What are you thinking, Toyota? $50K for your new RAV4 EV? This sounds like the last time California forced you into making electric vehicles. Forbes is right, you don’t care. (I imagine your partnership with Tesla has something to do with the price point.) It’s been ten years since the first-generation RAV4 EV. It sounds like once you discontinued that model, you sat around and didn’t actually develop the technology. 100-mile range? Again? And tell me again, please, what’s up with the price tag?
Nissan has you beat and they’re way ahead of you in the game. I admire them for taking a big risk on electric cars. Heck, even Mitsubishi looks better; even if their car is a bit funnier-looking, it still doesn’t cost 50,000 smackeroos*. The i also happens to be the most affordable new EV so far. Hats off to them. (Personally I’m looking forward to seeing the Golf EV in action in a couple years.)
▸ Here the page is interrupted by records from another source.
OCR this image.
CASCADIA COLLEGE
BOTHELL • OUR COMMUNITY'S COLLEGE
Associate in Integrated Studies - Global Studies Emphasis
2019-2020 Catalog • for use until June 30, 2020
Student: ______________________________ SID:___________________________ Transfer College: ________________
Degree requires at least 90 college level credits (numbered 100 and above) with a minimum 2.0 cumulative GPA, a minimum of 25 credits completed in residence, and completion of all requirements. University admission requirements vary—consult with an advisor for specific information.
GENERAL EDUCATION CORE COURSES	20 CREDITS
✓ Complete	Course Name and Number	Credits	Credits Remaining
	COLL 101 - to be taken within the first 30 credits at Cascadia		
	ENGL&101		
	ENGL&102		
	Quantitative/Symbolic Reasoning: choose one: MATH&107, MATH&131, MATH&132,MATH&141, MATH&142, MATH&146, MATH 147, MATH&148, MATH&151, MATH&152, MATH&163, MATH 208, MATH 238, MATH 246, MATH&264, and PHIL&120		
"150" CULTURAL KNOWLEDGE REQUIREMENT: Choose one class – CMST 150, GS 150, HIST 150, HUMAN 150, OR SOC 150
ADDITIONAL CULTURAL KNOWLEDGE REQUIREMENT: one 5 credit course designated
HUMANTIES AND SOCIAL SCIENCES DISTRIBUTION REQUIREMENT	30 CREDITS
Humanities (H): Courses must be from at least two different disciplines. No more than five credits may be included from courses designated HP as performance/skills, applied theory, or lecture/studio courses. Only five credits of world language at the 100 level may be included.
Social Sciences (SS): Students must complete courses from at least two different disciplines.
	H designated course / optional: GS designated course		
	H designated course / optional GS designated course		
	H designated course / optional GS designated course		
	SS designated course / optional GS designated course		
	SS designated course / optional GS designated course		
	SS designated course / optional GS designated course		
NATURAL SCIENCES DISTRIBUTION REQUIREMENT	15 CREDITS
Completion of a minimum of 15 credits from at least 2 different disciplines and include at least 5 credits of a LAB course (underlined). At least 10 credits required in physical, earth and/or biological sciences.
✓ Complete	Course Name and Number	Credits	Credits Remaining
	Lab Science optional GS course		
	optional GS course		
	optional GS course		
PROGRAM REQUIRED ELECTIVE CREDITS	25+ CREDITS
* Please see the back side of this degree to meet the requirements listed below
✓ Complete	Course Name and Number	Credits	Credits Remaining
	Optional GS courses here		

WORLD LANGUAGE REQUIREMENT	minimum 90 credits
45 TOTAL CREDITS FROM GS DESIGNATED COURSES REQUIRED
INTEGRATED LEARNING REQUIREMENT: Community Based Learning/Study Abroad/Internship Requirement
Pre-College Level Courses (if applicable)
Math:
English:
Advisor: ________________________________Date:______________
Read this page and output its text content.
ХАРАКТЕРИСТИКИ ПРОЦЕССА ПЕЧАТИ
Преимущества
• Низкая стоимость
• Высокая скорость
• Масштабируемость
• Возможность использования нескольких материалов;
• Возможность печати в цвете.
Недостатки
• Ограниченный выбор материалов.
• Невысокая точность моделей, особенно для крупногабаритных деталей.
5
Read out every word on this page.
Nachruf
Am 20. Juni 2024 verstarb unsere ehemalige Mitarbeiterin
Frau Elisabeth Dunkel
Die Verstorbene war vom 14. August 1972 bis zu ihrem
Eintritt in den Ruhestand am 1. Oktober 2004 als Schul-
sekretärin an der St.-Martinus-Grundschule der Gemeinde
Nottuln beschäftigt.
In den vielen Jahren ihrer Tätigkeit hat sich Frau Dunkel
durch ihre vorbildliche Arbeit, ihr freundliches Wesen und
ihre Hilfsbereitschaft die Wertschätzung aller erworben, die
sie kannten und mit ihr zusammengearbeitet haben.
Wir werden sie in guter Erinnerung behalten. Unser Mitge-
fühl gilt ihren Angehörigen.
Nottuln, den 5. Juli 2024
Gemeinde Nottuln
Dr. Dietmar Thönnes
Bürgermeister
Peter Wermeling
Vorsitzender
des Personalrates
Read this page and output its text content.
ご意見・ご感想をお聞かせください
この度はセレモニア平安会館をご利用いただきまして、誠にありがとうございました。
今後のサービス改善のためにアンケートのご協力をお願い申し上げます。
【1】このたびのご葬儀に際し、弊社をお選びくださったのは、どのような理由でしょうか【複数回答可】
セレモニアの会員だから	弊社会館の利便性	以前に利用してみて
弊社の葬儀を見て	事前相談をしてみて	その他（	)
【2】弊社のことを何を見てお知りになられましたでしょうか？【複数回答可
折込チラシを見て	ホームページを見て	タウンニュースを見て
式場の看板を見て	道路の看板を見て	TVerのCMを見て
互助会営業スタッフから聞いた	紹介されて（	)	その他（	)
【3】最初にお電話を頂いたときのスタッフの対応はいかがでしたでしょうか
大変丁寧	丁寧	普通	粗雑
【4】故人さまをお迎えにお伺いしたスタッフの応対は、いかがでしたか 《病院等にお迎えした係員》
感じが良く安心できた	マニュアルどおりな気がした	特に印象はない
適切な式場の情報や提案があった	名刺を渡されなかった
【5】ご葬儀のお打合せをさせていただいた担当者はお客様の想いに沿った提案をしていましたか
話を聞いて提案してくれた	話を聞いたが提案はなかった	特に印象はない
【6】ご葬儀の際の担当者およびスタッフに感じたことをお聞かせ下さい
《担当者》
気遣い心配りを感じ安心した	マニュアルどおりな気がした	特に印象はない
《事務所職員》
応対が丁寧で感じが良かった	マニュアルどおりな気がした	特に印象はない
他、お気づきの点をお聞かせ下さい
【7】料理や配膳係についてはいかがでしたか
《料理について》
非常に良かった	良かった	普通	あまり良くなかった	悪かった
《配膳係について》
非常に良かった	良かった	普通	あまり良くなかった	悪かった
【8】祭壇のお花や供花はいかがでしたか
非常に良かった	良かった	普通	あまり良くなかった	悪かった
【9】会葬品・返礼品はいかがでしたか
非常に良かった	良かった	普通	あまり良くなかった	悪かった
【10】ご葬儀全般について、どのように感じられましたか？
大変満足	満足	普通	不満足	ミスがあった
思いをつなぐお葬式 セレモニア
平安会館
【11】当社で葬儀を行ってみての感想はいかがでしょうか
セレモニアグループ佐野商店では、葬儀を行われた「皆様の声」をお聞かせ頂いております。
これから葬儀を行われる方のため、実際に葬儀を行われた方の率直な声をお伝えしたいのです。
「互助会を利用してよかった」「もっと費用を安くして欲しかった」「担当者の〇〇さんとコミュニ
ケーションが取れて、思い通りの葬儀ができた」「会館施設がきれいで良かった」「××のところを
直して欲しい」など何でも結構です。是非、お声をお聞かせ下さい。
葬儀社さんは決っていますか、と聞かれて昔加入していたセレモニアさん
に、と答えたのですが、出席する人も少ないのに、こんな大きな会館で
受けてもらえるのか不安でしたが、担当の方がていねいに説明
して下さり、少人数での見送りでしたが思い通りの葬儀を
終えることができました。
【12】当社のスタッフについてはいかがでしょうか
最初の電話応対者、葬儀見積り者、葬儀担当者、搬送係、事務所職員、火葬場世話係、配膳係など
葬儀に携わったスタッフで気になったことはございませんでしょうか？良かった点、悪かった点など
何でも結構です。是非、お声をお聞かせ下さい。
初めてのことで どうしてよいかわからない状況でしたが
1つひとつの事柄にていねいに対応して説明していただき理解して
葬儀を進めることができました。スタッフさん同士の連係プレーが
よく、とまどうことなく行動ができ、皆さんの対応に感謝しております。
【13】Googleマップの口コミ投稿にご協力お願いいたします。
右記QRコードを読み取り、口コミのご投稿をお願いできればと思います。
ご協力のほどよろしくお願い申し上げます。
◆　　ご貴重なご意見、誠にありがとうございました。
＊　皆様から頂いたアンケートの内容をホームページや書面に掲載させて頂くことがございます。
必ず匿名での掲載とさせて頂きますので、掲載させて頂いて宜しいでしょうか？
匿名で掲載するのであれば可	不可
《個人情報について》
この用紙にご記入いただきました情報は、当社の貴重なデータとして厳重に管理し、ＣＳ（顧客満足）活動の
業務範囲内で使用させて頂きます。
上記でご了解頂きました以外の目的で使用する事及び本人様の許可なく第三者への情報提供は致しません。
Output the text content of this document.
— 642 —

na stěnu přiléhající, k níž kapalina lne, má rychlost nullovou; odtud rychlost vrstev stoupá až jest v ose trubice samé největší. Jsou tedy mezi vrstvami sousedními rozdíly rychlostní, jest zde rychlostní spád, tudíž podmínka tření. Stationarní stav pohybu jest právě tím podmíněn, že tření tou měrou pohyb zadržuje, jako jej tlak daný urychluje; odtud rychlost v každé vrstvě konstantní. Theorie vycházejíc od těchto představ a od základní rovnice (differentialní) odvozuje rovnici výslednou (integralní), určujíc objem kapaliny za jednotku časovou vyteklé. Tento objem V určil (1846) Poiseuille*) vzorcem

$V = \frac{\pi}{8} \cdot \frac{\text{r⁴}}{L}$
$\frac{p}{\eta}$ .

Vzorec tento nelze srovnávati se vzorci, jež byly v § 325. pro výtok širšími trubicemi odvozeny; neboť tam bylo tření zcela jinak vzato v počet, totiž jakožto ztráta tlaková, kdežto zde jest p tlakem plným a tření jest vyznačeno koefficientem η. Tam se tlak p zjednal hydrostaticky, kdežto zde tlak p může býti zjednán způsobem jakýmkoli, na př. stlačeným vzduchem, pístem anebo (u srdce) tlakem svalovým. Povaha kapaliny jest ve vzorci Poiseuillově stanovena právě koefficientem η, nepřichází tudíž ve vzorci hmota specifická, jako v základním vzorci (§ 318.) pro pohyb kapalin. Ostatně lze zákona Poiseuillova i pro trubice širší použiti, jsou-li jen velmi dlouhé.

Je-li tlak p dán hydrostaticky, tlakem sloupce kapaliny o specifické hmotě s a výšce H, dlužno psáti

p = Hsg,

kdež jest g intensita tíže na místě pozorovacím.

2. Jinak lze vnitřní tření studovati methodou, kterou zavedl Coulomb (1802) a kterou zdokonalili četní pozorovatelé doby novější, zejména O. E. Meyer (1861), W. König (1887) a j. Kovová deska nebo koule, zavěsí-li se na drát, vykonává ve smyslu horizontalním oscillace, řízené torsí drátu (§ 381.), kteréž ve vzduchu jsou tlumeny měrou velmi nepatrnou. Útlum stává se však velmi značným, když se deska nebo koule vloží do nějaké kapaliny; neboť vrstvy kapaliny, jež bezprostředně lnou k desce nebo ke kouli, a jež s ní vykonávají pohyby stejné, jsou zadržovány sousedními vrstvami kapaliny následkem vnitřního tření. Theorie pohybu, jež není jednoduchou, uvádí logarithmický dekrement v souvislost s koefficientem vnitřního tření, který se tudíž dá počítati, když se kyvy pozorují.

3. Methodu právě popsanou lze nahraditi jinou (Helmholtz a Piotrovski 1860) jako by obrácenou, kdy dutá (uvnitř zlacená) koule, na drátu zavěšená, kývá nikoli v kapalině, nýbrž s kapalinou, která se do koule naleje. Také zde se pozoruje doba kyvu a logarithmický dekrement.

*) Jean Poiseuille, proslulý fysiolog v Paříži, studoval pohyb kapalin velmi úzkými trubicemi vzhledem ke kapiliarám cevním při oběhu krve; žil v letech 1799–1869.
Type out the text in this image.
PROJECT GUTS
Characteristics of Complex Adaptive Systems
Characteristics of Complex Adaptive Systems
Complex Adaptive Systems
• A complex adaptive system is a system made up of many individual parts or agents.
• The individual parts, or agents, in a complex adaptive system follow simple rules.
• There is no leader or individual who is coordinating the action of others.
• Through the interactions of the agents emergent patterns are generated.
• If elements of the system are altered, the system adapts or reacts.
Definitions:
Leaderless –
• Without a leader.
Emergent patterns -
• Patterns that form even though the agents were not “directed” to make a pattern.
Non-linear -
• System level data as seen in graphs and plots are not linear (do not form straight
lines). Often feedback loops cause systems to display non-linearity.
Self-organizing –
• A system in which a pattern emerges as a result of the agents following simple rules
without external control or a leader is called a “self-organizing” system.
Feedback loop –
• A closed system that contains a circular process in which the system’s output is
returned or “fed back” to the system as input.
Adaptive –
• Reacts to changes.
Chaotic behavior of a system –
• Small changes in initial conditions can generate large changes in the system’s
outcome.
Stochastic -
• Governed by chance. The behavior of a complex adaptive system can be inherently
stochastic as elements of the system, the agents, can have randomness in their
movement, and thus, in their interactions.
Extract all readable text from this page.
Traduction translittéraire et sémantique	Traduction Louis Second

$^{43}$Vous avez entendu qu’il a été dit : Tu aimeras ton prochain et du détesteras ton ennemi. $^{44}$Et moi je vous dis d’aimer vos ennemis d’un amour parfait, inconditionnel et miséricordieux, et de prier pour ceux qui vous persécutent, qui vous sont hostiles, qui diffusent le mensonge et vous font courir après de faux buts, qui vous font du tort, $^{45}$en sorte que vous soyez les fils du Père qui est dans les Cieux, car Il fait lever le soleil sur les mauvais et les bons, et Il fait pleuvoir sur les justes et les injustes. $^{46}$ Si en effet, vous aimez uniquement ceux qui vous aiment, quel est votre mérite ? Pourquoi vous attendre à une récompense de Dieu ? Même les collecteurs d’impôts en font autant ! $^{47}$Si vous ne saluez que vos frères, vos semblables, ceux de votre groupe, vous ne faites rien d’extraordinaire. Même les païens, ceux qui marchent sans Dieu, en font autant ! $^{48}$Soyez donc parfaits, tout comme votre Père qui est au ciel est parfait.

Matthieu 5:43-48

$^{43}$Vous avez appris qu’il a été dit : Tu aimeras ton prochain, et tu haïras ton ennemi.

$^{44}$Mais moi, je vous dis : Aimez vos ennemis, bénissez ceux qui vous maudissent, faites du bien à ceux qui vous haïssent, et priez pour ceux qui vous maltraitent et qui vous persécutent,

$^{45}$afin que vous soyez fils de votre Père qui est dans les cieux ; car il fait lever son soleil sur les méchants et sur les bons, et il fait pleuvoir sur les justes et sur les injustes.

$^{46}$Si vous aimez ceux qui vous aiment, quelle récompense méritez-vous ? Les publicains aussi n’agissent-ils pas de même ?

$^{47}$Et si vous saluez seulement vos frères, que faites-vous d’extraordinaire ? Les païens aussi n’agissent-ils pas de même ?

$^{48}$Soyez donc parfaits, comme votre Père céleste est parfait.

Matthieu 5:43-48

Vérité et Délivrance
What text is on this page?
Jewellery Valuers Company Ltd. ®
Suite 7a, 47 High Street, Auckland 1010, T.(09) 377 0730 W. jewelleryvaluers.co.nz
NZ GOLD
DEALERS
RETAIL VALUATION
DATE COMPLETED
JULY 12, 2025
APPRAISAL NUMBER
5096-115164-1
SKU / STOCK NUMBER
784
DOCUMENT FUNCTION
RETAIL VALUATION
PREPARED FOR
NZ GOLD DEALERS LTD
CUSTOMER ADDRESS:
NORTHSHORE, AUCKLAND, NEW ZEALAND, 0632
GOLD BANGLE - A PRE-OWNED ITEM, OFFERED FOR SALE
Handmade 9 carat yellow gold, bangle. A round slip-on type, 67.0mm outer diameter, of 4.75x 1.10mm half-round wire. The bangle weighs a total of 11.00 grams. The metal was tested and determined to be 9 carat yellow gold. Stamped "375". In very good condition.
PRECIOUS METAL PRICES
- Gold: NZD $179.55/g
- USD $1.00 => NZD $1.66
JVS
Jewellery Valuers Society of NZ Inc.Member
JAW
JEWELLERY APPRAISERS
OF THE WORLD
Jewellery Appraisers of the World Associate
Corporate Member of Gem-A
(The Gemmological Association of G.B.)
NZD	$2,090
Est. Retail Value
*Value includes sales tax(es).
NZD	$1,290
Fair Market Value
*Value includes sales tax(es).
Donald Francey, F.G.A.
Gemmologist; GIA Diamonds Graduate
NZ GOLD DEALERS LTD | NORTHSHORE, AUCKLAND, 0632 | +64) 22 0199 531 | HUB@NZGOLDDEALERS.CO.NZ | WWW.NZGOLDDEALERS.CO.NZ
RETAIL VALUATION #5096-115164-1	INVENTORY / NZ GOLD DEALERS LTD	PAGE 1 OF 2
To be honest, I would probably not buy a brand new EV. It would take even better government incentives for that to happen — or closer to price parity with the dino-stinkers. In a few years, used and off-lease EVs will be available at a much better value. (Besides, I’m neurotic enough: no need to obsess over getting a little scratch or ding on a shiny new car.) And as for petrol-powered vehicles? I’m done with them. They interest me no longer. I vow here and now that unless some unforeseen circumstance forces me into acquiring another one, I shall never again purchase a petroleum-powered vehicle for my own personal everyday use. They’re old tech, dirty, noisy, expensive to maintain, and they’re hurting the nation we live in and the planet we live on. Presently I can think of no better single way of sticking it to the powers that be than to purchase an electric vehicle to replace 99% of my daily driving needs. True, Nissan and Mitubishi and all those big car companies that are producing EVs are also “powers that be,” but at least they align — on some level — with my values.
Bring on the electric revolution!
* smackeroo (SMACK-uh-roo) n. The sound your money makes when an expensive purchase is also a foolish purchase.